Adversaries and countermeasures in privacy-enhanced urban sensing systems
Modern digital society is increasingly dependent on the availability of massive amounts of information. It relies on the interconnection of heterogeneous components and encompasses assorted actors, entities, systems, and a variety of (often mobile) computing devices. Revolutionary computing paradigms, such as People-Centric Urban Sensing, have focused on the seamless collection of meaningful data from a large number of devices. The increasing complexity of deployed urban systems and related infrastructures, along with the growing amount of information collected, prompts a number of challenging security and privacy concerns.

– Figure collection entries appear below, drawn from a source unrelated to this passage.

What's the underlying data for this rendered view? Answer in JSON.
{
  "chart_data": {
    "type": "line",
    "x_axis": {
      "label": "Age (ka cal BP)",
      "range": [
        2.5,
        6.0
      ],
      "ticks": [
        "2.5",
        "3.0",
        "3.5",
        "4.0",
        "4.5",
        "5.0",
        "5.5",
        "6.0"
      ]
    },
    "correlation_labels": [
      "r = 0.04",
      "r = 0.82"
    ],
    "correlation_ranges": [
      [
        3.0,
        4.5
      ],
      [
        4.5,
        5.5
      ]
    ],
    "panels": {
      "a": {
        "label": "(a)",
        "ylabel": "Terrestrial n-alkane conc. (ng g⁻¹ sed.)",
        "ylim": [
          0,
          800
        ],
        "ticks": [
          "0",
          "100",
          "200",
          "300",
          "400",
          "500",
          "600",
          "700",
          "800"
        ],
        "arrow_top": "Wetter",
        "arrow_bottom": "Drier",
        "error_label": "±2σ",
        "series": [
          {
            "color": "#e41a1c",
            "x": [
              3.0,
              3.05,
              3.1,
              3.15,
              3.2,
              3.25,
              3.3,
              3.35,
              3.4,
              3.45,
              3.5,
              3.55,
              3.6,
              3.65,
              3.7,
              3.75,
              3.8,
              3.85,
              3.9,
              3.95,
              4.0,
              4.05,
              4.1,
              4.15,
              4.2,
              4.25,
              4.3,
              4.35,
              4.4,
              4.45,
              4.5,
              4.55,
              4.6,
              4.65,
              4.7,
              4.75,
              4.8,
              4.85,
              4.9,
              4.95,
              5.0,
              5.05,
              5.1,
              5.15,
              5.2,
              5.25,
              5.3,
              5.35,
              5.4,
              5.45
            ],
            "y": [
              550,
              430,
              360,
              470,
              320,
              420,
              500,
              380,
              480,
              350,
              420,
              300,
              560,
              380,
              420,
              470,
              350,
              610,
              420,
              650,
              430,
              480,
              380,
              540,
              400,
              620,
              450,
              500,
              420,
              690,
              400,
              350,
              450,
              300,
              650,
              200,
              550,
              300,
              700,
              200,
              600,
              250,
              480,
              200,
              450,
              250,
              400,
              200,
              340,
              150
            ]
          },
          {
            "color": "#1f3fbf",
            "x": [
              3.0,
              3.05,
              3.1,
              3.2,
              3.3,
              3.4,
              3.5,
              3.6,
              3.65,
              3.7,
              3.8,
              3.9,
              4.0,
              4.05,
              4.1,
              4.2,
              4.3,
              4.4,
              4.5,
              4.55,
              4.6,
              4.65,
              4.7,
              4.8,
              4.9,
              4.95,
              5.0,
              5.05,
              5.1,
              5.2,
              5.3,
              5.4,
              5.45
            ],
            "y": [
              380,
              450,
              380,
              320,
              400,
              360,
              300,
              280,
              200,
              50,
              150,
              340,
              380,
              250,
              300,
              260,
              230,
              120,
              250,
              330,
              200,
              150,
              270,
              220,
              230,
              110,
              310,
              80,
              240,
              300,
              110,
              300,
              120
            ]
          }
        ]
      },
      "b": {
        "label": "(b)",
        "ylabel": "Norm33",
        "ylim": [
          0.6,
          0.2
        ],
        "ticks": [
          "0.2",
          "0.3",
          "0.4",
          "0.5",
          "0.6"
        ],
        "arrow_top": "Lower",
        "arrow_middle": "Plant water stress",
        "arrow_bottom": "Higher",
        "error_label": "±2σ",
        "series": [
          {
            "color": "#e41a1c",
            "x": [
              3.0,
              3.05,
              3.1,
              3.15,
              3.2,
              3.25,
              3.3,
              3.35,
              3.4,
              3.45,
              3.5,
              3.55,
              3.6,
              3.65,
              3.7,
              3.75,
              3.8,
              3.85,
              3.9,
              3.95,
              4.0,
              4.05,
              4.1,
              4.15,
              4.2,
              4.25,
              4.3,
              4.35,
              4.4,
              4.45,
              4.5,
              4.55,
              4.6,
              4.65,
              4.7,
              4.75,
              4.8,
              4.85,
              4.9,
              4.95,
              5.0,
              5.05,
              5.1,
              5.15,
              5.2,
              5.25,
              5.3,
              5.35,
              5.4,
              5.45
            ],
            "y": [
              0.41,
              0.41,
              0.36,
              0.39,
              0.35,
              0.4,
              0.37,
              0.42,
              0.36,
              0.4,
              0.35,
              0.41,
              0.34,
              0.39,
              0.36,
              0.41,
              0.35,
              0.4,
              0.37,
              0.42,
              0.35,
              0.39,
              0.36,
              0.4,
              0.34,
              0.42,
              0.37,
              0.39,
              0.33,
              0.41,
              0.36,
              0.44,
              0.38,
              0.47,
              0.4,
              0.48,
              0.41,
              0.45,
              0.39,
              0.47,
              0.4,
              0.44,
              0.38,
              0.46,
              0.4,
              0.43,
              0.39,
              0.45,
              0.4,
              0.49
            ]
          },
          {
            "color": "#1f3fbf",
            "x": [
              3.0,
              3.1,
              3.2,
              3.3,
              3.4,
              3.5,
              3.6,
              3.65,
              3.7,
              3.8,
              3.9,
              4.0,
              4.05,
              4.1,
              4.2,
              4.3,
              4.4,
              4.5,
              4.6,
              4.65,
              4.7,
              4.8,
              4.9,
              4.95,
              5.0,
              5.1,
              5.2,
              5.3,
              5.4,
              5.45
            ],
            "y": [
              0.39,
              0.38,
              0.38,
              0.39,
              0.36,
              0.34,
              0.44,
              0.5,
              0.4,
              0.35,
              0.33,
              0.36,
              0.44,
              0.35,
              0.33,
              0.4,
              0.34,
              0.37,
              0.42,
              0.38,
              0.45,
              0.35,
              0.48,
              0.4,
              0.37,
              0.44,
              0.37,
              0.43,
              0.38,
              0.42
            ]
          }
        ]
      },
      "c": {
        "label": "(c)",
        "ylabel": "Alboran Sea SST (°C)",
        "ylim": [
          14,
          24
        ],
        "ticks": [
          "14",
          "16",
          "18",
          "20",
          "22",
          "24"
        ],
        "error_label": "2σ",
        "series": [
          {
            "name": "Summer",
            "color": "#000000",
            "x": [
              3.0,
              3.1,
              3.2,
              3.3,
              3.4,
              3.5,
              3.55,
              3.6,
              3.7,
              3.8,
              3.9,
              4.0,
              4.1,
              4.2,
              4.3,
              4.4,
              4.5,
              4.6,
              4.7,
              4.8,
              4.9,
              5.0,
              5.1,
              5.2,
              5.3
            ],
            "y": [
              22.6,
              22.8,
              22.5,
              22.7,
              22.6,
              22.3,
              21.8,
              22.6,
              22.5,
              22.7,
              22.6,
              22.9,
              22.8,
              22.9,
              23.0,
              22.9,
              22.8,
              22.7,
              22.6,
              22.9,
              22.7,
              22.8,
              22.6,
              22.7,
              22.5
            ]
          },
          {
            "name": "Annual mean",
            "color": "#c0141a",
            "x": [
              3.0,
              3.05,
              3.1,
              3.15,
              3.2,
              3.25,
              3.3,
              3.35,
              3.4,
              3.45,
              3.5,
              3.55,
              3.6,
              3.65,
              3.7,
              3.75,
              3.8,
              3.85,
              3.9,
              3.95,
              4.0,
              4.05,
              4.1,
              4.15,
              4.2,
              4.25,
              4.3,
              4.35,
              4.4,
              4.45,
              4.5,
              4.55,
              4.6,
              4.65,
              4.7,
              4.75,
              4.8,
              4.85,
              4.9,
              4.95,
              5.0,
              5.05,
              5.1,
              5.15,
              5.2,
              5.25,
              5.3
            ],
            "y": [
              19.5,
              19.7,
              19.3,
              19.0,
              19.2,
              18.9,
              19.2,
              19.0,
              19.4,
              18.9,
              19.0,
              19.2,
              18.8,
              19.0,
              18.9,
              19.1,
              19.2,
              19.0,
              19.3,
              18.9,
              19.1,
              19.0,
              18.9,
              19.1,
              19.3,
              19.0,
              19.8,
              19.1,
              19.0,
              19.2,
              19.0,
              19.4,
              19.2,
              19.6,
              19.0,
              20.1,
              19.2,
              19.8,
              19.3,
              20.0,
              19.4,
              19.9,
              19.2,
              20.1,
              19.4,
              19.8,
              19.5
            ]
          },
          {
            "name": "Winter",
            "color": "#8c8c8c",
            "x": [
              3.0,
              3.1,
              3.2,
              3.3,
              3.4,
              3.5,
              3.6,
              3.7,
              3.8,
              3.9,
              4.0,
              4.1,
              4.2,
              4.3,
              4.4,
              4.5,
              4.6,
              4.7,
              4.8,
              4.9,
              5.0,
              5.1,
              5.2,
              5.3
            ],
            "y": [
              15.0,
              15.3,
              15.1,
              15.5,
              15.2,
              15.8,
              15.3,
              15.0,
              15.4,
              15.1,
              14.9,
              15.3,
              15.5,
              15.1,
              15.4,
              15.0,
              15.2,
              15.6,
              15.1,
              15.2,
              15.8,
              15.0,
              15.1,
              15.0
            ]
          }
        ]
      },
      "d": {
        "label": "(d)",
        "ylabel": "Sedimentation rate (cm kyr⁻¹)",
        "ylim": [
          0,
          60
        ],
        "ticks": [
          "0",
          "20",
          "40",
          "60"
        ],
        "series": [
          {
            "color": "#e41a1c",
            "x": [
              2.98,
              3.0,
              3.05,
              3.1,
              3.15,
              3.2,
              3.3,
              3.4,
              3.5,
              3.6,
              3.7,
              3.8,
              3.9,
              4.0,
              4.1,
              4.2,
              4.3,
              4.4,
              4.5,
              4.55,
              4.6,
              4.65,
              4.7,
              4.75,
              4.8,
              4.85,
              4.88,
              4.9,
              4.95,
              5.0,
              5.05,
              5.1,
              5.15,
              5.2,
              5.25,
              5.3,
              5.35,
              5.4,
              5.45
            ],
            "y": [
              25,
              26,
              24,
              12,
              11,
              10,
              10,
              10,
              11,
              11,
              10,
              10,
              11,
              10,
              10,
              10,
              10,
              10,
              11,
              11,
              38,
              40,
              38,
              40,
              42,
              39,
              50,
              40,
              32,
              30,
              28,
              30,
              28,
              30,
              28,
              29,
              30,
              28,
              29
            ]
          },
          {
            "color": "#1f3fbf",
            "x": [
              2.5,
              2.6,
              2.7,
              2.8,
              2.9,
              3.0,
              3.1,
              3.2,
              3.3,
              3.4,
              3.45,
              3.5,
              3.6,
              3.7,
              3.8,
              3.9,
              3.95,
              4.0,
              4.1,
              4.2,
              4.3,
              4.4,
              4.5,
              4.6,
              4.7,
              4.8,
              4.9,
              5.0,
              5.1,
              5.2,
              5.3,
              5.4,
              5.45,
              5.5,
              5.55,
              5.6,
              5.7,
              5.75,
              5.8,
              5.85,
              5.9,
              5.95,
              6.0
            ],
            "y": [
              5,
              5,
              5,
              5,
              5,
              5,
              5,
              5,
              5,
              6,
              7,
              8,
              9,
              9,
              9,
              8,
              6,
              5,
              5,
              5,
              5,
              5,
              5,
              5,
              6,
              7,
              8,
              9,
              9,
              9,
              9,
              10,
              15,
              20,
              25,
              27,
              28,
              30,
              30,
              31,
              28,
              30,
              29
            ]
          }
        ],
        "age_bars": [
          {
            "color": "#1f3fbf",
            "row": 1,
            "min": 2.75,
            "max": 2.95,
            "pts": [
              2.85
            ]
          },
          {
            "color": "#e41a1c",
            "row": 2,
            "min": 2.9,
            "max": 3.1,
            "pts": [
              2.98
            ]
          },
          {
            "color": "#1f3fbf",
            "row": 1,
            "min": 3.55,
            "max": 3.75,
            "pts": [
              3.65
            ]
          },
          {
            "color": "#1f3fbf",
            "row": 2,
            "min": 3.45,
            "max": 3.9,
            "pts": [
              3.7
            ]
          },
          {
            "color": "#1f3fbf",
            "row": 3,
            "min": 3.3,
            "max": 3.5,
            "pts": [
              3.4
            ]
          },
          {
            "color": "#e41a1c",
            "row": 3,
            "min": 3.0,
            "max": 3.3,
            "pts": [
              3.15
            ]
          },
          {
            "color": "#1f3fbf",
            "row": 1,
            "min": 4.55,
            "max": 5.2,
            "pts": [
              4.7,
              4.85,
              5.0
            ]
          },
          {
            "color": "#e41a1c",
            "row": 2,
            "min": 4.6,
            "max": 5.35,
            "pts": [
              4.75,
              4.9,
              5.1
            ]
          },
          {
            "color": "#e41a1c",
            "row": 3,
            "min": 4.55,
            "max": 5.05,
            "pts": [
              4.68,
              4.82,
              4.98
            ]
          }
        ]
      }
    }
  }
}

In this paper, we explore a number of scenarios where nodes of an Urban Sensing system are subject to individual queries. In this setting, multiple users and organizations (e.g. infrastructure operators) co-exist, but they may not trust each other to the full extent. As a result, we address the problem of protecting (i) secrecy of reported data and (ii) confidentiality of query interests from the prying eyes of malicious entities. We introduce a realistic network model and study different adversarial models and strategies, distinguishing between resident and non-resident adversaries, considering both randomly distributed and local attackers. For each of them, we propose a distributed privacy-preserving technique and evaluate its effectiveness via analysis and simulation. Our techniques are tunable, trading off the level of privacy assurance with a small overhead increase, and independent from the complexity of the underlying infrastructures. We additionally provide a relevant improvement of data reliability and availability, while relying only on standard symmetric cryptography. The practicality of our proposals is demonstrated both analytically and experimentally.
De Cristofaro, E.; Di Pietro, R. Adversaries and countermeasures in privacy-enhanced urban sensing systems. To appear in IEEE Systems Journal, Special Issue on Security and Privacy of Complex Systems.